Stephen Cotton, Secrétaire général de l’ITF, a déclaré : « La renationalisation des chemins de fer britanniques est une victoire pour les syndicats, les passagers et le mouvement ouvrier dans son ensemble. Après plusieurs décennies de privatisation marquées par l’échec, ce retour à la propriété publique représente une opportunité cruciale de construire un secteur ferroviaire au service des individus, et non des profits. La bataille n’est pour autant pas terminée. Syndicats et militants doivent continuer à exiger des comptes du gouvernement, en veillant à ce que la renationalisation aboutisse à un système public totalement intégré plutôt qu’à un compromis édulcoré. »
Des chemins de fer aux mains de l’État : la vision de l’ITF
Une industrie ferroviaire sous propriété collective, organisée autour des besoins des travailleurs et des usagers du rail, est possible. Dans cette industrie, le contrôle sur les infrastructures et les opérations de transport est exercé par les travailleurs, reconnaissant ainsi les transports publics comme un service public conçu pour répondre aux besoins des citoyennes et citoyens ordinaires, et non comme un marché à exploiter pour remplir les poches de profiteurs privés. Cette industrie s’appuie sur la technologie pour rendre le travail plus facile et plus sûr dans le secteur ferroviaire, et non pour dévaloriser les travailleurs, les remplacer, les surveiller et les sanctionner. Elle tire profit des vastes connaissances et compétences accumulées par les cheminots pour le bien du plus grand nombre, tout en leur offrant des emplois décents, sains et épanouissants. Elle envisage une transition juste qui ne se contente pas d’« atténuer les pires effets » de la transition numérique verte, mais repense radicalement l’industrie en accordant une place centrale aux travailleurs et à la planète. Un réseau ferroviaire réellement durable va bien au-delà du simple retrait du diesel ; il définit le rail comme un bien social et place les travailleurs et la planète au centre de ses préoccupations. Des chemins de fer sûrs et durables offrent un nouveau modèle économique et social de mobilité qui redéfinit le rôle des travailleurs, de l’État et de l’environnement.
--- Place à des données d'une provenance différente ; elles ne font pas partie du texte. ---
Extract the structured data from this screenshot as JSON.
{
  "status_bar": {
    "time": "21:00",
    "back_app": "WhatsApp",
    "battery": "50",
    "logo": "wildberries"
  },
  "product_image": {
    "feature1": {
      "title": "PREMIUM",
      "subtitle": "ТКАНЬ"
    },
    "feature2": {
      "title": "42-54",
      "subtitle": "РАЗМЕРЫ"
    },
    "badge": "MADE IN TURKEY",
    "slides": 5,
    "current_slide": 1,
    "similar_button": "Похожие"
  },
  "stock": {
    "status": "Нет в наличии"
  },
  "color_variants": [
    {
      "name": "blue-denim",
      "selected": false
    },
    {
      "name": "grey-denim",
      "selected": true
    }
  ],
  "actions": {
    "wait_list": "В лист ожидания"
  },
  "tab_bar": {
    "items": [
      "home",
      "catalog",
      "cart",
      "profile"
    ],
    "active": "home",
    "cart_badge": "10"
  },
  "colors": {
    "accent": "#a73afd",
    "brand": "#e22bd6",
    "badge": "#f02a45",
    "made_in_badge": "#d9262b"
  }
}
Les affiliés de l’ITF dans le secteur ferroviaire ont approuvé les revendications suivantes lors de leur conférence tenue à Marrakech en 2024 :
- La propriété publique des chemins de fer, ceux-ci constituant un bien collectif, et la fin des privatisations ferroviaires.
- Des systèmes ferroviaires unitaires, dans lesquels l’infrastructure, le matériel roulant et l’exploitation relèvent d’une même entité publique.
- Un financement public, les bénéfices étant réinvestis dans les chemins de fer, dans d’autres formes de transport public, ou reversés au Trésor public.
- L’intégration du rail avec d’autres modes de transport public afin de proposer des services abordables, sûrs et accessibles.
- Une négociation collective avec les syndicats pour déterminer les besoins de transport et autres des travailleuses et travailleurs, des passagers et des populations.
- Tout investissement public et toute dépense publique doit garantir la liberté syndicale, la négociation collective et les droits des travailleuses et travailleurs tout au long de la chaîne d’approvisionnement.